最近の朝日新聞の激しい反原発キャンペーンは、戦時中の記事を思い起こさせる。当時もっとも過激な戦意昂揚記事を書いたのは、朝日だった。たとえば1945年8月14日の社説は、次のように書いて本土決戦を主張した:
原子爆弾は相当の威力を持つものに違いない。しかしながら、すべて新兵器は最初のうちは威力を発揮しても、やがてその対策の樹立されるに及んで、その威力をとみに減殺されることは従来の事実がこれを証明している。[・・・]敵の暴虐に対する報復の機は、一にこの国民の胸底に内燃する信念が、黙々としてその職場において練り固めつつある火の玉が、一時に炸裂するときにある。
原爆が落とされ、ポツダム宣言も受諾したのに、まだ「敵の暴虐に対する報復」をあおっている。ところがその翌日、戦争に負けると、朝日は一転して「平和国家を確立せん」という社説を掲げ、憲法制定後は「平和憲法擁護」のキャンペーンを張った。

同じように1970年代の石油危機後、原発推進の空気が醸成されると、朝日は激しい原発推進キャンペーンを張った。その先頭に立った大熊由紀子記者が1977年に出した『核燃料』という本は「重大事故の確率は140万炉年に1回」という電力会社の説明を真に受けて、「地震が来ても大丈夫」と強調した。

その140万炉年に1回しか起こらないはずの重大事故が、この本の出版された2年後にスリーマイル島で起こり、9年後にチェルノブイリでは多数の死者が出た。そして今度の原発事故は、朝日にとっての「8月15日」だったらしい。社説では一転して「原発ゼロ社会」キャンペーンを張り、大野博人オピニオン編集長はこう宣言する:
脱原発について、できるかどうかから検討するというのでは、まるで3月11日の事故が起きなかったかのようではないか。まず「原発をやめるべきかどうか」について覚悟を決め、「やめることができるかどうか」が突きつける課題に挑む。
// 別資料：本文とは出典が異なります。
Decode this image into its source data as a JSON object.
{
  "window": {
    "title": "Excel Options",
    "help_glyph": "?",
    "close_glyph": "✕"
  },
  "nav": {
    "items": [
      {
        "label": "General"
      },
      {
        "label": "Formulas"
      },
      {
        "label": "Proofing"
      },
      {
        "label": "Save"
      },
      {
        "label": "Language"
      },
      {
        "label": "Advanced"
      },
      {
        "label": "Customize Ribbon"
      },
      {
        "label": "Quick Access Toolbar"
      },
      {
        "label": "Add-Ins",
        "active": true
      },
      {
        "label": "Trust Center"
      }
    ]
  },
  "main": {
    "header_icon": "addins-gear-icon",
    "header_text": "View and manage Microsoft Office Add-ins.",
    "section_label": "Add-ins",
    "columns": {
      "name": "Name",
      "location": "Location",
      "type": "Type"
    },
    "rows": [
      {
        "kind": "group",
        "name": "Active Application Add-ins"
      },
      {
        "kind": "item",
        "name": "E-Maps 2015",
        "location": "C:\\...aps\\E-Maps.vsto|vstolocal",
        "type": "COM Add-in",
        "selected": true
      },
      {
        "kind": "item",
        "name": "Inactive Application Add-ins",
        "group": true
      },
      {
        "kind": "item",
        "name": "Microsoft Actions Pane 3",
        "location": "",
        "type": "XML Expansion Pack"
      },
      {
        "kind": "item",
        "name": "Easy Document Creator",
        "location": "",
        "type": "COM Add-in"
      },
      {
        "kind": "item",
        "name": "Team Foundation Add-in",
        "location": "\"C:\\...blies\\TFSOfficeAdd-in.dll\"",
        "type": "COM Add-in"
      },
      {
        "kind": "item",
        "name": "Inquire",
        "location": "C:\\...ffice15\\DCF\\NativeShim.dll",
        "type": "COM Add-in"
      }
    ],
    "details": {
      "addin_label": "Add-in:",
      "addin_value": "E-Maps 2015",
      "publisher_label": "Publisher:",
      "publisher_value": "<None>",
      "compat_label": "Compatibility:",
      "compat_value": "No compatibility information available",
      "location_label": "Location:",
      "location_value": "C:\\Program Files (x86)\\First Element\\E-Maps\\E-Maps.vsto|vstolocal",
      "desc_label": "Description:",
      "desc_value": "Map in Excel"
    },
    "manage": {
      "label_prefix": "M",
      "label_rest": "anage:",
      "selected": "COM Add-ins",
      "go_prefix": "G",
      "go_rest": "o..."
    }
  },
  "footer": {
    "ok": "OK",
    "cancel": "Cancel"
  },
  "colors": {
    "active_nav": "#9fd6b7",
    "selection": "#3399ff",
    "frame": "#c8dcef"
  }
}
福島の事故は、考え方もそんな風に「一変」させるよう迫っている。
これは1945年8月14日の社説と、気味が悪いほど似ている。共通しているのは、可能か不可能かを考えず、理想を掲げて強硬な方針を唱える姿勢だ。戦時中は大本営に迎合し、敗戦すると一転してGHQに迎合する。高度成長期には電力会社に迎合して原発推進キャンペーンを張り、事故が起こると一転して「原発ゼロ」に転向する。福島事故は、朝日新聞にとっての「第二の敗戦」なのだ。

「空気」を読んで大衆に迎合する朝日新聞の姿勢は、見事に一貫している。それは新聞の販売促進策としては正解である。読売や産経のようにオーナーが自民党や財界とつながっていないと、新聞は左翼的なバイアスをもつ。それは政府を支持するより批判したほうが売れるからだ。

このような傾向は朝日新聞に限らない。日本で秀才と呼ばれるのは先生の意図に迎合して答案を書ける学生であり、出世するのは上司の意図を忖度して企画を出す社員だ。空気には「ネットワーク外部性」があるので、いったん支配的になった空気は、破局的な事態に直面するまで変わらない。そして最終的に破綻すると、空気は一挙に変わる。

これを「日本的ジグザグ型進化」と呼んだのは山本七平だった。彼は70年代の反公害運動を冷静に分析し、そこに日本軍と同じ行動を見出した。その分析はかなり複雑なので、別の記事で解説しよう。